Released: May 15, 2017
Justice S.B. Sherr
Footnotes
[1] At the start of the trial, the father asked that no support be payable after January 1, 2017. He changed that position in his closing submissions.
[2] Ontario Regulation 228/16, s. 8 amends subsection 54 (1) of Ontario Regulation 134/98, made pursuant to the Ontario Works Act, 1997. This amendment provides that, starting on February 1, 2017, any child support payments the mother receives will not be deducted from her social assistance payments. This means that ongoing child support and child support arrears accumulated after February 1, 2017 belong to the mother.

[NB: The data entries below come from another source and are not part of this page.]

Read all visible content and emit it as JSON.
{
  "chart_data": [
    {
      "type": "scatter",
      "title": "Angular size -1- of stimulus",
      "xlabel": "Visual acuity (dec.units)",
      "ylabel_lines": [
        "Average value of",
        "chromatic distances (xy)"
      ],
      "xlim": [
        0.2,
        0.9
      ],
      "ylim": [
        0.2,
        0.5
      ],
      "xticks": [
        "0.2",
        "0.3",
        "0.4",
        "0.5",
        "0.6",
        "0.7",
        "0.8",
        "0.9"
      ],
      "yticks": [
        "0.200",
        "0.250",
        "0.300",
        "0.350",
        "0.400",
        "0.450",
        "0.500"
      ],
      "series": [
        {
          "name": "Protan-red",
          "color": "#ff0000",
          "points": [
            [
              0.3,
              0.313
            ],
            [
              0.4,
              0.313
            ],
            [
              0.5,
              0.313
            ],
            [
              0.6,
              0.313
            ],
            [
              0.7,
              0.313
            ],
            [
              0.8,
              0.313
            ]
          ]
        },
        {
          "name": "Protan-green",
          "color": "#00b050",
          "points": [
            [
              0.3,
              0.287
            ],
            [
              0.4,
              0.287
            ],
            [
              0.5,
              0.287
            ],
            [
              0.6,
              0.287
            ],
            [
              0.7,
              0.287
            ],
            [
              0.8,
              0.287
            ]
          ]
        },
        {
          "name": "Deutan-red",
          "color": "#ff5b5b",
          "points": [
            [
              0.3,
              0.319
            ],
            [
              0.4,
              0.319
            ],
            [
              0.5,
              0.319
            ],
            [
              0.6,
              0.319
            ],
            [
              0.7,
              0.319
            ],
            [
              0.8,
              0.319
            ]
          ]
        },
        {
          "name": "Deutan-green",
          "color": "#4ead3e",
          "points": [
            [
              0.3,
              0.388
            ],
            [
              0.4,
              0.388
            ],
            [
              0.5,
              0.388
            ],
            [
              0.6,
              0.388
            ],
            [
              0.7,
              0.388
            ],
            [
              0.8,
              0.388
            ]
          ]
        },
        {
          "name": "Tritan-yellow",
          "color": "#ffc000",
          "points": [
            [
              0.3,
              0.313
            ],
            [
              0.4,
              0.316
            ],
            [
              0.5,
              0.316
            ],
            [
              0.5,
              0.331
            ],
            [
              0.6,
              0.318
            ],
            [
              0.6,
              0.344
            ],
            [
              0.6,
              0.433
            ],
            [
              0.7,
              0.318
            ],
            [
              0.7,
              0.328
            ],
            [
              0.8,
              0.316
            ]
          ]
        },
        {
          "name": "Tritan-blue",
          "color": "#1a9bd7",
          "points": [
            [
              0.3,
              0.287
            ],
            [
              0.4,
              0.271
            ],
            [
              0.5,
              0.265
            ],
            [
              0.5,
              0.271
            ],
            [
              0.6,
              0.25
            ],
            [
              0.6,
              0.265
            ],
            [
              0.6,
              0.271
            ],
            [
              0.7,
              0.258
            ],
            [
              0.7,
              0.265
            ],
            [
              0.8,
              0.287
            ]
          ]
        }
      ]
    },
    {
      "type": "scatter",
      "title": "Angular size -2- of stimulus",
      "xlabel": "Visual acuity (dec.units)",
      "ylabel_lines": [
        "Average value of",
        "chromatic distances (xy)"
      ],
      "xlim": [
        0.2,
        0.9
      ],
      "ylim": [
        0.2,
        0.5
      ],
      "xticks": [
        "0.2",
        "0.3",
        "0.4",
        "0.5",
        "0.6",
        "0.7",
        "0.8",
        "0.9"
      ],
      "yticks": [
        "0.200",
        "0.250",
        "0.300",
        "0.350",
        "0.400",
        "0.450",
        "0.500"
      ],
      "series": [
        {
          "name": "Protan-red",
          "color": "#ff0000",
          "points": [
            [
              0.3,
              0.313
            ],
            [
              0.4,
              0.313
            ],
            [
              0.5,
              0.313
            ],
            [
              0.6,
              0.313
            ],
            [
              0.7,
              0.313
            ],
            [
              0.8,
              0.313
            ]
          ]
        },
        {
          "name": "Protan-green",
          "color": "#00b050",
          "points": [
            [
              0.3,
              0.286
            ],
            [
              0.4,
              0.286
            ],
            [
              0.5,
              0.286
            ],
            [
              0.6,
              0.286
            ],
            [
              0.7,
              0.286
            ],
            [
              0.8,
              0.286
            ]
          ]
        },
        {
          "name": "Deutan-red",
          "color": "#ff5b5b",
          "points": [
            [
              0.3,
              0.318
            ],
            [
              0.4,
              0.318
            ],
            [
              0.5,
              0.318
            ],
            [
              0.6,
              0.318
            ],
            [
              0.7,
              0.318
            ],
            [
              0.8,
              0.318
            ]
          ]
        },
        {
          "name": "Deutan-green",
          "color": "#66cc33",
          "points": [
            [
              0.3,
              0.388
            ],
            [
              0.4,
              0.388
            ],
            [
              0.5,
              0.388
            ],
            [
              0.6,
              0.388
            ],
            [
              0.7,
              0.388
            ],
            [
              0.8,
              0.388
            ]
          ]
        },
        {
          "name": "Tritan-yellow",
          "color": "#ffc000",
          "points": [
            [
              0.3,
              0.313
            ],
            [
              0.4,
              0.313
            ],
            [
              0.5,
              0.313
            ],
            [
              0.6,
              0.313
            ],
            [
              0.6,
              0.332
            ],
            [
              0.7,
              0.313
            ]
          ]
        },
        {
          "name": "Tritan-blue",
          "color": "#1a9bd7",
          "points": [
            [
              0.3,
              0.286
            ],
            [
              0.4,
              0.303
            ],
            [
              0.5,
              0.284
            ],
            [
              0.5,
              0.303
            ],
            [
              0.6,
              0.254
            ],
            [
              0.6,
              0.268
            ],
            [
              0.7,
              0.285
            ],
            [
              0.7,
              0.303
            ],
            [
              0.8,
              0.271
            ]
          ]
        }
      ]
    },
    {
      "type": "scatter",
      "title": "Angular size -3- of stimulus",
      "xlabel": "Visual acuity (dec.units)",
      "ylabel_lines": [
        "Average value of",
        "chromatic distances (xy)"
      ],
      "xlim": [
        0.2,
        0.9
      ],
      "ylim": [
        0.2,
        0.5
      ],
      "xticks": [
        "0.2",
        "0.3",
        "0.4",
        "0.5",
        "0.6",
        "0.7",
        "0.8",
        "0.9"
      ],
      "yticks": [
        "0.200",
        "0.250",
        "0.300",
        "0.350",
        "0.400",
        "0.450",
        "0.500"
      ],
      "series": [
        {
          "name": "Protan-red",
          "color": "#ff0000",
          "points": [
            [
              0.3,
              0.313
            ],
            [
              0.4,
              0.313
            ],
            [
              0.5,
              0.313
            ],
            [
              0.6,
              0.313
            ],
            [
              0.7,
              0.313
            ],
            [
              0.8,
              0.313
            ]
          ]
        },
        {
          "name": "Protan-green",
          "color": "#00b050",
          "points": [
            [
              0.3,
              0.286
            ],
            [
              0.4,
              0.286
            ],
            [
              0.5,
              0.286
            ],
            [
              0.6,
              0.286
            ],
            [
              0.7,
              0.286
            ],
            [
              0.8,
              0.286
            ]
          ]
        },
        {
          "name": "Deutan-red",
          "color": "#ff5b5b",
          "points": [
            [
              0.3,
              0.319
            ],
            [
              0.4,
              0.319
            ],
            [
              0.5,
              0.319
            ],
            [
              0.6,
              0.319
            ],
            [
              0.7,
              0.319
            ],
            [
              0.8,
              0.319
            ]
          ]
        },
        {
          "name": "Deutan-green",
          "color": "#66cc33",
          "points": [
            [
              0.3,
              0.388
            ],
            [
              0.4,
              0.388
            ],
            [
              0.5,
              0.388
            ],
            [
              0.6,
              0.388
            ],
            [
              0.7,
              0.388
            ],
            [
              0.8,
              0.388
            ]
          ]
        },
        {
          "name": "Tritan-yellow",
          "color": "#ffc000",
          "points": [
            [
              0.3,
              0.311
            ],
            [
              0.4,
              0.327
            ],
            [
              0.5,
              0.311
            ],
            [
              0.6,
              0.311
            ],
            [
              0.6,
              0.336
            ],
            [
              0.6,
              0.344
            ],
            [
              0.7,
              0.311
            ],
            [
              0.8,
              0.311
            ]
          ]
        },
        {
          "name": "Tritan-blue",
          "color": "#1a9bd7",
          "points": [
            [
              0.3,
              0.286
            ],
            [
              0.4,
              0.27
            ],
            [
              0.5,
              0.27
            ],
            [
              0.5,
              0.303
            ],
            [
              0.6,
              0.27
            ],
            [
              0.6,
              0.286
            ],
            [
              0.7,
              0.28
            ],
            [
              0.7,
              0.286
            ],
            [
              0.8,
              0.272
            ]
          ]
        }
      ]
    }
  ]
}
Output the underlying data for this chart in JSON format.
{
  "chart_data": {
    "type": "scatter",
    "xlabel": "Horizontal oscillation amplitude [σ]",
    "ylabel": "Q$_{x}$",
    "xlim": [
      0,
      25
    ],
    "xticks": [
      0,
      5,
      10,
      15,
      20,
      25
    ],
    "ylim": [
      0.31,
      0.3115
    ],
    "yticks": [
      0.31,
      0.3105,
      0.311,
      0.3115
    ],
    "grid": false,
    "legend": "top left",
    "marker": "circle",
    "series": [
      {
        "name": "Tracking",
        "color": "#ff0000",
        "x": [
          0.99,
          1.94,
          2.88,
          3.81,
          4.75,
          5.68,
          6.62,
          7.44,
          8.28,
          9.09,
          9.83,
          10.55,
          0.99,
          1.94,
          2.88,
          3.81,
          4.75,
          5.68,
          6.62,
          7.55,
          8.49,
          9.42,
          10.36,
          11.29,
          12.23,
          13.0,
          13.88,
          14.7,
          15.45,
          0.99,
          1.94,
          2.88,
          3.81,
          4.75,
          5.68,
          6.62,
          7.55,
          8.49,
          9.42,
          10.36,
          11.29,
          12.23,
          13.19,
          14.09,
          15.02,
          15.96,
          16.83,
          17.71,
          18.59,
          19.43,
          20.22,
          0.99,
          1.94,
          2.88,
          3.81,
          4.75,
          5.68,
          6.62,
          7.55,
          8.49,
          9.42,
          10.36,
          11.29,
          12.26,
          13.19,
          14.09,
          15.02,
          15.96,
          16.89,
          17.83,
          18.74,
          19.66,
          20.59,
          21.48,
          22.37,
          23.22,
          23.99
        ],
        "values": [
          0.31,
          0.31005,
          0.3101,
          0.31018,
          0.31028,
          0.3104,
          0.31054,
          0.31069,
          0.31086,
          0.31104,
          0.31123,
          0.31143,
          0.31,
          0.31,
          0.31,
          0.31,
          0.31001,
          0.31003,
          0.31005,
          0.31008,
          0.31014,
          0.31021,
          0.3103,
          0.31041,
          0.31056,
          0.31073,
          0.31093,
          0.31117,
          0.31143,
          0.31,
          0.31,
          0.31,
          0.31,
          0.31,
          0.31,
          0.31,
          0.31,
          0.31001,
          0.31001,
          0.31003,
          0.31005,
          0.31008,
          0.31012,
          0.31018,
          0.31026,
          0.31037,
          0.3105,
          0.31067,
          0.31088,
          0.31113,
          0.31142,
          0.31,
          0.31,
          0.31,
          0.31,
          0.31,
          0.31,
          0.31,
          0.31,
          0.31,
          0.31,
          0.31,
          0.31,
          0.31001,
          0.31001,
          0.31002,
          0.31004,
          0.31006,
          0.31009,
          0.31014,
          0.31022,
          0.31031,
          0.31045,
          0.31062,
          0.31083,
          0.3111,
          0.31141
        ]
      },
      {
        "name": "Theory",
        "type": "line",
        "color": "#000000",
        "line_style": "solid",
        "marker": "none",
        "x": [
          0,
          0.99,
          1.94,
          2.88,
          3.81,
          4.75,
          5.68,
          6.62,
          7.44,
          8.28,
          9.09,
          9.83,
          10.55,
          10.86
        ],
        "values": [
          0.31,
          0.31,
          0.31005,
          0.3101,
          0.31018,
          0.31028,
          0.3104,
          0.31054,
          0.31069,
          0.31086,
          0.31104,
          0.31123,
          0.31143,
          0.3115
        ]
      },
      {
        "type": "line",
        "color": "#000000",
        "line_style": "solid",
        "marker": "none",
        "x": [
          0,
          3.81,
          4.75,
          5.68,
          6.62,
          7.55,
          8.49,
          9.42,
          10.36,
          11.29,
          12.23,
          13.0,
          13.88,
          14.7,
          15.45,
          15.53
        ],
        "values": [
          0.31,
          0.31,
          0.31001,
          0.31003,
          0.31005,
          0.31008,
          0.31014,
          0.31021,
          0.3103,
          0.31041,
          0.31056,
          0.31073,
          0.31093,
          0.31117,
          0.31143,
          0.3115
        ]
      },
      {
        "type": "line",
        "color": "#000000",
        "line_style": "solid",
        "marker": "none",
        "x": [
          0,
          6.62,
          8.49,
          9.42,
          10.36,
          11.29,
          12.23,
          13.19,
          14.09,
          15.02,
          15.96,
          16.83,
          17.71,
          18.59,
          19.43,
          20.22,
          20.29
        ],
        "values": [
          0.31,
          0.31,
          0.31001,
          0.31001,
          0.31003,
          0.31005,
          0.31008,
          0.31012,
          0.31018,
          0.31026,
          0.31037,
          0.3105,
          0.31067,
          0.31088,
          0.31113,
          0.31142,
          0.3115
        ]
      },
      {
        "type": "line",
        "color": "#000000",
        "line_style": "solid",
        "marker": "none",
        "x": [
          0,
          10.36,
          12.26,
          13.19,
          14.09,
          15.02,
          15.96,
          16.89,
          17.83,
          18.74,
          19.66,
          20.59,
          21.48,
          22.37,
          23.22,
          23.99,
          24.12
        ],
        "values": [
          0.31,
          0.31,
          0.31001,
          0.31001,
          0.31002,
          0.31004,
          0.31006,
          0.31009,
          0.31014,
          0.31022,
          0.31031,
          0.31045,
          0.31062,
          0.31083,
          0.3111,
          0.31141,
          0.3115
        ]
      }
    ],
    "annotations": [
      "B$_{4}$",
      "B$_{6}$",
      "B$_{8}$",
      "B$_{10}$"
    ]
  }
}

[3] The father also moved for access to the child in his motion to change. There is a temporary order that the father have supervised access with the child. It was premature to have this issue determined on a final basis. It was not dealt with at trial.
[4] This child is now 13 years old.
[5] The mother also obtained a final custody order.
[6] The court accepted the mother's evidence that the father has also given the child gifts and clothes totaling about $400 since she was born. The father claimed he paid more but provided no evidence to support his claim.
[7] This was the amount presented by the assignee and was not disputed by the father. The court was not provided with a statement of arrears from the Family Responsibility Office. Any statement of arrears in this decision is subject to the records of the Family Responsibility Office.
[8] D.B.S. v. S.R.G.; L.J.W. v. T.A.R.; Henry v. Henry; Hiemstra v. Hiemstra, 2006 SCC 37, [2006] 2 SCR 231.
[9] The father deposed that he was not ordered to pay child support for that child.
[10] Ms. Brown testified that she is now earning about $38,000 annually. She works full-time as a debt collection agent and part-time as a personal support worker.
[11] The father failed to produce his bank records after November, 2016, despite a court order to do so.
[12] The father also does not pay child support for his other children.